An unusual release occurred recently when 250 previously classified videos were uploaded to YouTube. What makes these different is that they are all films of nuclear tests carried out by the US between 1945 and 1962.
This frightening glimpse into a world that few are privy to was enabled when the classified film was digitized and uploaded by the Lawrence Livermore National Laboratory (LLNL), situated in California.
The first batch of this type of video was released early in 2017 after a project team scoured the country looking for the old film that was used to capture images of the tests.
In the period between 1945 and 1962, the US conducted 210 atmospheric nuclear tests and used many cameras, shooting at 2,400 frames per second to capture the detail of the explosions.
Since the last of the explosions, the films have sat undisturbed in safes all over the country. But while lying in their canisters, they were also decaying, destroying the valuable images.

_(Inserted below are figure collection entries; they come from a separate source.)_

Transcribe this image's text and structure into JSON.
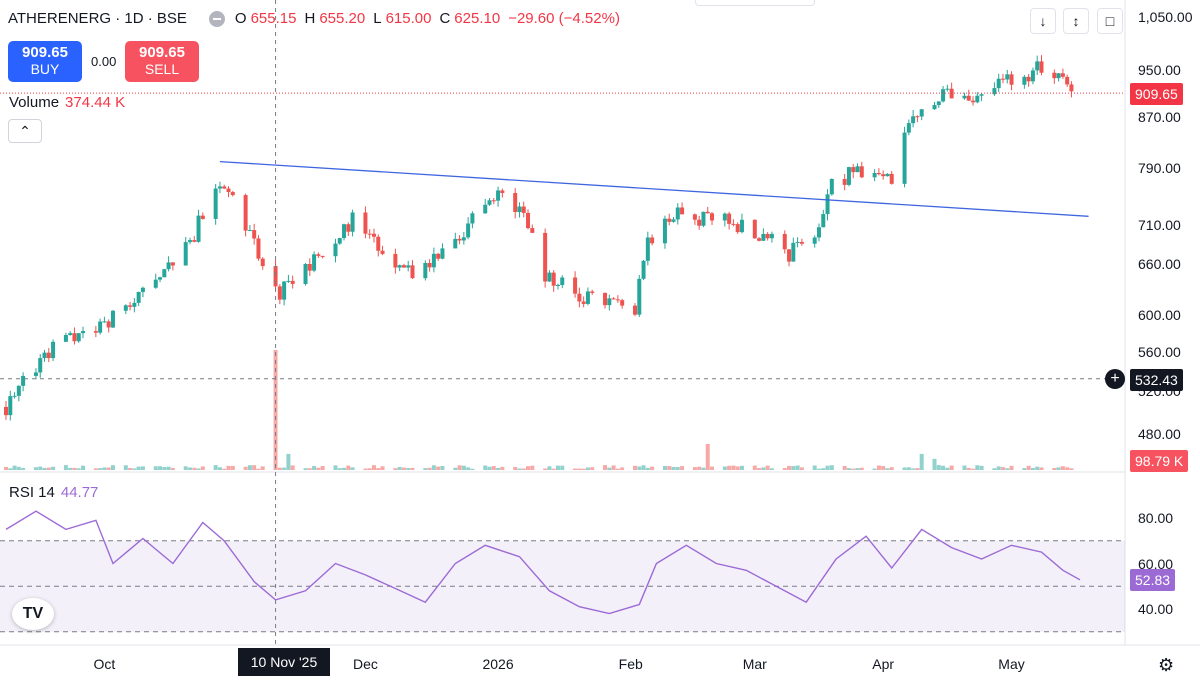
{
  "header": {
    "symbol": "ATHERENERG · 1D · BSE",
    "o_label": "O",
    "o_value": "655.15",
    "h_label": "H",
    "h_value": "655.20",
    "l_label": "L",
    "l_value": "615.00",
    "c_label": "C",
    "c_value": "625.10",
    "change": "−29.60 (−4.52%)"
  },
  "trade": {
    "buy_price": "909.65",
    "buy_label": "BUY",
    "spread": "0.00",
    "sell_price": "909.65",
    "sell_label": "SELL"
  },
  "volume": {
    "label": "Volume",
    "value": "374.44 K"
  },
  "rsi": {
    "label": "RSI 14",
    "value": "44.77"
  },
  "toolbar": {
    "arrow_icon": "arrow-down-icon",
    "collapse_icon": "collapse-icon",
    "restore_icon": "restore-icon"
  },
  "badges": {
    "last_price": "909.65",
    "crosshair_price": "532.43",
    "volume_last": "98.79 K",
    "rsi_last": "52.83",
    "crosshair_date": "10 Nov '25"
  },
  "colors": {
    "up": "#26a69a",
    "down": "#ef5350",
    "rsi": "#9c6ad5",
    "trendline": "#3f66e0",
    "accent": "#2962ff"
  },
  "chart_data": {
    "type": "candlestick",
    "price_axis": {
      "ticks": [
        1050,
        950,
        870,
        790,
        710,
        660,
        600,
        560,
        520,
        480
      ],
      "labels": [
        "1,050.00",
        "950.00",
        "870.00",
        "790.00",
        "710.00",
        "660.00",
        "600.00",
        "560.00",
        "520.00",
        "480.00"
      ],
      "scale": "log"
    },
    "rsi_axis": {
      "ticks": [
        80,
        60,
        40
      ],
      "labels": [
        "80.00",
        "60.00",
        "40.00"
      ],
      "band": [
        30,
        70
      ]
    },
    "time_axis": {
      "labels": [
        "Oct",
        "Dec",
        "2026",
        "Feb",
        "Mar",
        "Apr",
        "May"
      ],
      "dates": [
        "2025-10-01",
        "2025-12-01",
        "2026-01-01",
        "2026-02-01",
        "2026-03-02",
        "2026-04-01",
        "2026-05-01"
      ]
    },
    "waypoints": [
      [
        "2025-09-08",
        505
      ],
      [
        "2025-09-12",
        530
      ],
      [
        "2025-09-18",
        560
      ],
      [
        "2025-09-25",
        578
      ],
      [
        "2025-10-01",
        590
      ],
      [
        "2025-10-08",
        612
      ],
      [
        "2025-10-15",
        650
      ],
      [
        "2025-10-22",
        700
      ],
      [
        "2025-10-27",
        760
      ],
      [
        "2025-10-30",
        750
      ],
      [
        "2025-11-04",
        700
      ],
      [
        "2025-11-07",
        655
      ],
      [
        "2025-11-10",
        625
      ],
      [
        "2025-11-17",
        650
      ],
      [
        "2025-11-24",
        690
      ],
      [
        "2025-11-28",
        715
      ],
      [
        "2025-12-05",
        680
      ],
      [
        "2025-12-12",
        650
      ],
      [
        "2025-12-18",
        665
      ],
      [
        "2025-12-24",
        705
      ],
      [
        "2026-01-01",
        750
      ],
      [
        "2026-01-06",
        735
      ],
      [
        "2026-01-12",
        650
      ],
      [
        "2026-01-20",
        620
      ],
      [
        "2026-01-28",
        615
      ],
      [
        "2026-02-02",
        610
      ],
      [
        "2026-02-05",
        690
      ],
      [
        "2026-02-12",
        722
      ],
      [
        "2026-02-20",
        718
      ],
      [
        "2026-02-26",
        710
      ],
      [
        "2026-03-04",
        700
      ],
      [
        "2026-03-10",
        675
      ],
      [
        "2026-03-16",
        700
      ],
      [
        "2026-03-20",
        770
      ],
      [
        "2026-03-27",
        790
      ],
      [
        "2026-04-03",
        775
      ],
      [
        "2026-04-08",
        880
      ],
      [
        "2026-04-15",
        905
      ],
      [
        "2026-04-22",
        885
      ],
      [
        "2026-04-28",
        930
      ],
      [
        "2026-05-05",
        935
      ],
      [
        "2026-05-08",
        960
      ],
      [
        "2026-05-14",
        930
      ],
      [
        "2026-05-17",
        910
      ]
    ],
    "volume_spikes": [
      {
        "date": "2025-11-10",
        "value": 1950
      },
      {
        "date": "2025-11-13",
        "value": 260
      },
      {
        "date": "2026-02-19",
        "value": 420
      },
      {
        "date": "2026-04-10",
        "value": 260
      },
      {
        "date": "2026-04-13",
        "value": 180
      }
    ],
    "trendline": {
      "start": {
        "date": "2025-10-28",
        "price": 800
      },
      "end": {
        "date": "2026-05-19",
        "price": 722
      }
    },
    "rsi_series": [
      [
        "2025-09-08",
        75
      ],
      [
        "2025-09-15",
        83
      ],
      [
        "2025-09-22",
        75
      ],
      [
        "2025-09-29",
        79
      ],
      [
        "2025-10-03",
        60
      ],
      [
        "2025-10-10",
        71
      ],
      [
        "2025-10-17",
        60
      ],
      [
        "2025-10-24",
        78
      ],
      [
        "2025-10-29",
        70
      ],
      [
        "2025-11-05",
        52
      ],
      [
        "2025-11-10",
        44
      ],
      [
        "2025-11-17",
        48
      ],
      [
        "2025-11-24",
        60
      ],
      [
        "2025-12-01",
        55
      ],
      [
        "2025-12-08",
        49
      ],
      [
        "2025-12-15",
        43
      ],
      [
        "2025-12-22",
        60
      ],
      [
        "2025-12-29",
        68
      ],
      [
        "2026-01-06",
        63
      ],
      [
        "2026-01-13",
        48
      ],
      [
        "2026-01-20",
        41
      ],
      [
        "2026-01-27",
        38
      ],
      [
        "2026-02-03",
        42
      ],
      [
        "2026-02-07",
        60
      ],
      [
        "2026-02-14",
        68
      ],
      [
        "2026-02-21",
        60
      ],
      [
        "2026-02-28",
        57
      ],
      [
        "2026-03-07",
        50
      ],
      [
        "2026-03-14",
        43
      ],
      [
        "2026-03-21",
        62
      ],
      [
        "2026-03-28",
        72
      ],
      [
        "2026-04-03",
        58
      ],
      [
        "2026-04-10",
        75
      ],
      [
        "2026-04-17",
        67
      ],
      [
        "2026-04-24",
        62
      ],
      [
        "2026-05-01",
        68
      ],
      [
        "2026-05-08",
        65
      ],
      [
        "2026-05-13",
        57
      ],
      [
        "2026-05-17",
        52.83
      ]
    ],
    "crosshair": {
      "date": "2025-11-10",
      "price": 532.43
    }
  }
}
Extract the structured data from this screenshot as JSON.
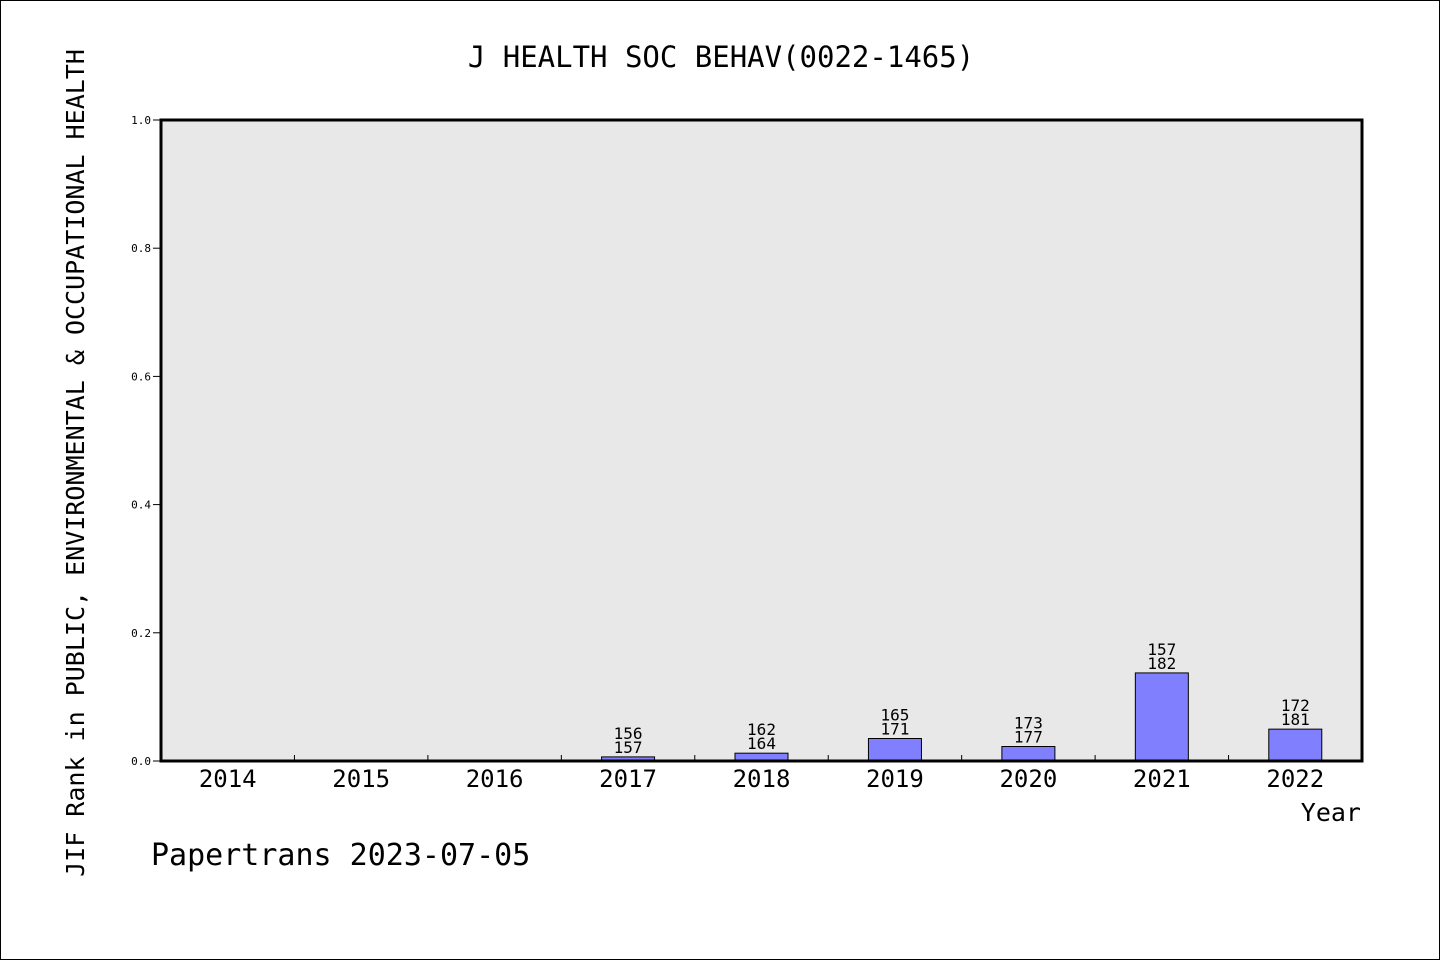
{
  "chart_data": {
    "type": "bar",
    "title": "J HEALTH SOC BEHAV(0022-1465)",
    "xlabel": "Year",
    "ylabel": "JIF Rank in PUBLIC, ENVIRONMENTAL & OCCUPATIONAL HEALTH",
    "ylim": [
      0,
      1.0
    ],
    "yticks": [
      "0.0",
      "0.2",
      "0.4",
      "0.6",
      "0.8",
      "1.0"
    ],
    "categories": [
      "2014",
      "2015",
      "2016",
      "2017",
      "2018",
      "2019",
      "2020",
      "2021",
      "2022"
    ],
    "values": [
      null,
      null,
      null,
      0.0064,
      0.0122,
      0.0351,
      0.0226,
      0.1374,
      0.0497
    ],
    "labels": [
      null,
      null,
      null,
      [
        "156",
        "157"
      ],
      [
        "162",
        "164"
      ],
      [
        "165",
        "171"
      ],
      [
        "173",
        "177"
      ],
      [
        "157",
        "182"
      ],
      [
        "172",
        "181"
      ]
    ],
    "bar_color": "#8080ff",
    "plot_background": "#e8e8e8",
    "grid": false
  },
  "footer": "Papertrans 2023-07-05"
}
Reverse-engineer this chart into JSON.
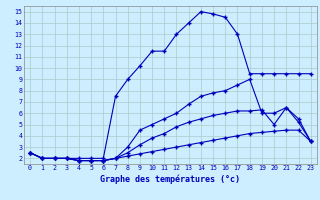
{
  "xlabel": "Graphe des températures (°c)",
  "background_color": "#cceeff",
  "grid_color": "#aacccc",
  "line_color": "#0000bb",
  "x": [
    0,
    1,
    2,
    3,
    4,
    5,
    6,
    7,
    8,
    9,
    10,
    11,
    12,
    13,
    14,
    15,
    16,
    17,
    18,
    19,
    20,
    21,
    22,
    23
  ],
  "series1": [
    2.5,
    2.0,
    2.0,
    2.0,
    2.0,
    2.0,
    2.0,
    7.5,
    9.0,
    10.2,
    11.5,
    11.5,
    13.0,
    14.0,
    15.0,
    14.8,
    14.5,
    13.0,
    9.5,
    9.5,
    9.5,
    9.5,
    9.5,
    9.5
  ],
  "series2": [
    2.5,
    2.0,
    2.0,
    2.0,
    1.8,
    1.8,
    1.8,
    2.0,
    3.0,
    4.5,
    5.0,
    5.5,
    6.0,
    6.8,
    7.5,
    7.8,
    8.0,
    8.5,
    9.0,
    6.0,
    6.0,
    6.5,
    5.2,
    3.5
  ],
  "series3": [
    2.5,
    2.0,
    2.0,
    2.0,
    1.8,
    1.8,
    1.8,
    2.0,
    2.5,
    3.2,
    3.8,
    4.2,
    4.8,
    5.2,
    5.5,
    5.8,
    6.0,
    6.2,
    6.2,
    6.3,
    5.0,
    6.5,
    5.5,
    3.5
  ],
  "series4": [
    2.5,
    2.0,
    2.0,
    2.0,
    1.8,
    1.8,
    1.8,
    2.0,
    2.2,
    2.4,
    2.6,
    2.8,
    3.0,
    3.2,
    3.4,
    3.6,
    3.8,
    4.0,
    4.2,
    4.3,
    4.4,
    4.5,
    4.5,
    3.5
  ],
  "ylim": [
    1.5,
    15.5
  ],
  "yticks": [
    2,
    3,
    4,
    5,
    6,
    7,
    8,
    9,
    10,
    11,
    12,
    13,
    14,
    15
  ],
  "xlim": [
    -0.5,
    23.5
  ],
  "figsize": [
    3.2,
    2.0
  ],
  "dpi": 100
}
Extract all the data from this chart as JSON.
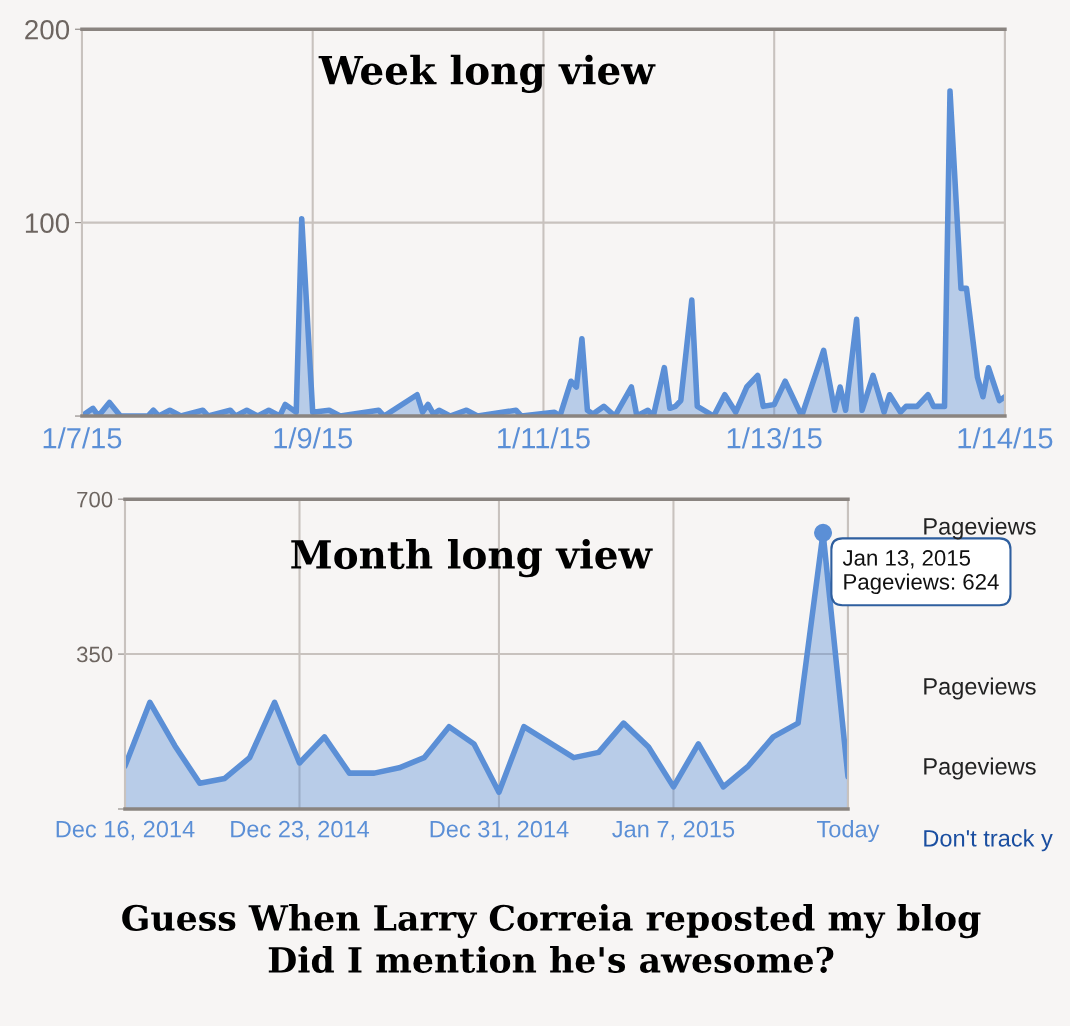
{
  "chart_data": [
    {
      "type": "area",
      "title": "Week long view",
      "x": [
        "2015-01-07T00:00",
        "2015-01-07T02:00",
        "2015-01-07T03:00",
        "2015-01-07T05:00",
        "2015-01-07T07:00",
        "2015-01-07T12:00",
        "2015-01-07T13:00",
        "2015-01-07T14:00",
        "2015-01-07T16:00",
        "2015-01-07T18:00",
        "2015-01-07T22:00",
        "2015-01-07T23:00",
        "2015-01-08T03:00",
        "2015-01-08T04:00",
        "2015-01-08T06:00",
        "2015-01-08T08:00",
        "2015-01-08T10:00",
        "2015-01-08T12:00",
        "2015-01-08T13:00",
        "2015-01-08T15:00",
        "2015-01-08T16:00",
        "2015-01-08T18:00",
        "2015-01-08T21:00",
        "2015-01-08T23:00",
        "2015-01-09T06:00",
        "2015-01-09T07:00",
        "2015-01-09T13:00",
        "2015-01-09T14:00",
        "2015-01-09T15:00",
        "2015-01-09T16:00",
        "2015-01-09T17:00",
        "2015-01-09T19:00",
        "2015-01-09T22:00",
        "2015-01-10T00:00",
        "2015-01-10T07:00",
        "2015-01-10T08:00",
        "2015-01-10T14:00",
        "2015-01-10T15:00",
        "2015-01-10T17:00",
        "2015-01-10T18:00",
        "2015-01-10T19:00",
        "2015-01-10T20:00",
        "2015-01-10T21:00",
        "2015-01-10T23:00",
        "2015-01-11T01:00",
        "2015-01-11T04:00",
        "2015-01-11T05:00",
        "2015-01-11T07:00",
        "2015-01-11T08:00",
        "2015-01-11T10:00",
        "2015-01-11T11:00",
        "2015-01-11T12:00",
        "2015-01-11T13:00",
        "2015-01-11T15:00",
        "2015-01-11T16:00",
        "2015-01-11T19:00",
        "2015-01-11T21:00",
        "2015-01-11T23:00",
        "2015-01-12T01:00",
        "2015-01-12T03:00",
        "2015-01-12T04:00",
        "2015-01-12T06:00",
        "2015-01-12T08:00",
        "2015-01-12T11:00",
        "2015-01-12T15:00",
        "2015-01-12T17:00",
        "2015-01-12T18:00",
        "2015-01-12T19:00",
        "2015-01-12T21:00",
        "2015-01-12T22:00",
        "2015-01-13T00:00",
        "2015-01-13T02:00",
        "2015-01-13T03:00",
        "2015-01-13T05:00",
        "2015-01-13T06:00",
        "2015-01-13T08:00",
        "2015-01-13T10:00",
        "2015-01-13T11:00",
        "2015-01-13T13:00",
        "2015-01-13T14:00",
        "2015-01-13T16:00",
        "2015-01-13T17:00",
        "2015-01-13T19:00",
        "2015-01-13T20:00",
        "2015-01-13T21:00",
        "2015-01-13T23:00",
        "2015-01-14T00:00"
      ],
      "series": [
        {
          "color": "#5b8fd6",
          "values": [
            0,
            4,
            0,
            7,
            0,
            0,
            3,
            0,
            3,
            0,
            3,
            0,
            3,
            0,
            3,
            0,
            3,
            0,
            6,
            2,
            102,
            2,
            3,
            0,
            3,
            0,
            11,
            2,
            6,
            1,
            3,
            0,
            3,
            0,
            3,
            0,
            2,
            0,
            18,
            15,
            40,
            3,
            1,
            5,
            0,
            15,
            0,
            3,
            0,
            25,
            4,
            5,
            8,
            60,
            5,
            0,
            11,
            2,
            15,
            21,
            5,
            6,
            18,
            0,
            34,
            3,
            15,
            3,
            50,
            3,
            21,
            2,
            11,
            2,
            5,
            5,
            11,
            5,
            5,
            168,
            66,
            66,
            20,
            10,
            25,
            8,
            10
          ]
        }
      ],
      "xlim": [
        "2015-01-07T00:00",
        "2015-01-14T00:00"
      ],
      "xticks": [
        {
          "value": "2015-01-07T00:00",
          "label": "1/7/15"
        },
        {
          "value": "2015-01-08T18:00",
          "label": "1/9/15"
        },
        {
          "value": "2015-01-10T12:00",
          "label": "1/11/15"
        },
        {
          "value": "2015-01-12T06:00",
          "label": "1/13/15"
        },
        {
          "value": "2015-01-14T00:00",
          "label": "1/14/15"
        }
      ],
      "ylim": [
        0,
        200
      ],
      "yticks": [
        {
          "value": 0,
          "label": null
        },
        100,
        200
      ],
      "grid": true
    },
    {
      "type": "area",
      "title": "Month long view",
      "x": [
        "2014-12-16",
        "2014-12-17",
        "2014-12-18",
        "2014-12-19",
        "2014-12-20",
        "2014-12-21",
        "2014-12-22",
        "2014-12-23",
        "2014-12-24",
        "2014-12-25",
        "2014-12-26",
        "2014-12-27",
        "2014-12-28",
        "2014-12-29",
        "2014-12-30",
        "2014-12-31",
        "2015-01-01",
        "2015-01-02",
        "2015-01-03",
        "2015-01-04",
        "2015-01-05",
        "2015-01-06",
        "2015-01-07",
        "2015-01-08",
        "2015-01-09",
        "2015-01-10",
        "2015-01-11",
        "2015-01-12",
        "2015-01-13",
        "2015-01-14"
      ],
      "series": [
        {
          "color": "#5b8fd6",
          "values": [
            97,
            241,
            143,
            58,
            69,
            116,
            241,
            104,
            163,
            81,
            81,
            93,
            116,
            186,
            147,
            38,
            186,
            151,
            116,
            128,
            194,
            140,
            50,
            147,
            50,
            97,
            163,
            194,
            624,
            73
          ]
        }
      ],
      "xlim": [
        "2014-12-16",
        "2015-01-14"
      ],
      "xticks": [
        {
          "value": "2014-12-16",
          "label": "Dec 16, 2014"
        },
        {
          "value": "2014-12-23",
          "label": "Dec 23, 2014"
        },
        {
          "value": "2014-12-31",
          "label": "Dec 31, 2014"
        },
        {
          "value": "2015-01-07",
          "label": "Jan 7, 2015"
        },
        {
          "value": "2015-01-14",
          "label": "Today"
        }
      ],
      "ylim": [
        0,
        700
      ],
      "yticks": [
        {
          "value": 0,
          "label": null
        },
        350,
        700
      ],
      "grid": true,
      "annotations": [
        {
          "text": "Jan 13, 2015\nPageviews: 624",
          "x": "2015-01-13",
          "y": 624
        },
        "Pageviews",
        "Pageviews",
        "Pageviews",
        "Don't track y",
        "Guess When Larry Correia reposted my blog\nDid I mention he's awesome?"
      ]
    }
  ]
}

Weapons physicist, Greg Spriggs, led a team of film experts, historians, archivists, and software developers in a project designed to track down and declassify these films.
The aim of the project was not only to save the films but to provide essential data to those scientists who were never part of the original testing program and now use computer simulations to help in the certification of the aging US nuclear deterrent.
When scientists opened the cans the smell of vinegar was very prevalent. This acrid smell is a by-product of the deterioration of the film stock and an indication of how far the decomposition process had gone. Using sophisticated digitizing techniques, the film was preserved in a digital format so that the data will be forever available to those that need it.
Here are just a few of the tests for which video was released this year.
This series of 31 tests with a total yield of 38.1 Megatons was conducted in 1962 in the Pacific Ocean around Johnston Island, Johnston Atoll, and Christmas Island. Most of the tests were performed with free-fall bombs dropped from B-52 bombers.
President John F Kennedy authorized this series of tests, the most extensive single testing program conducted by the USA, at the height of the Cold War. It was shortly after the Bay of Pigs Invasion, and when the Soviet Union announced the suspension of the moratorium on nuclear testing and had begun their testing program in September 1961, the Americans restarted their testing schedule with Operation Dominic.
This was a series of 14 nuclear tests undertaken in 1955 at the Nevada Test Site. The tests were aimed at improving America’s strategic nuclear weapon delivery methodology and to draft ground-force military tactics for use in a nuclear battlefield.
Operation Hardtack II
Operation hardtack II was conducted in 1958 and consisted of a series of 37 nuclear tests undertaken at the Nevada Test Site. American scientists were facing a nuclear testing moratorium, so they rushed as many new designs into testing as was possible.
The project plan shows that in October 1958, they conducted 29 tests with four being undertaken on the last day. After Hardtack II concluded, the Americans announced a testing moratorium which the Russians joined after completing their last tests in the first couple of days of November 1958. This moratorium was broken by the Russians in 1961.
Operation Sunbeam took place in 1962 at the Nevada Test Site and consisted of a series of four nuclear tests to assess the capability of small, tactical warheads. This was the last of the series of atmospheric tests conducted at the Nevada Test Site. After this test, all nuclear tests at Nevada were carried out underground.
Spriggs’ final word on the original release is just as valid today as it was a year ago:
“It’s just unbelievable how much energy’s released. We hope that we would never have to use a nuclear weapon ever again. I think that if we capture the history of this and show what the force of these weapons is and how much devastation they can wreak, then maybe people will be reluctant to use them.”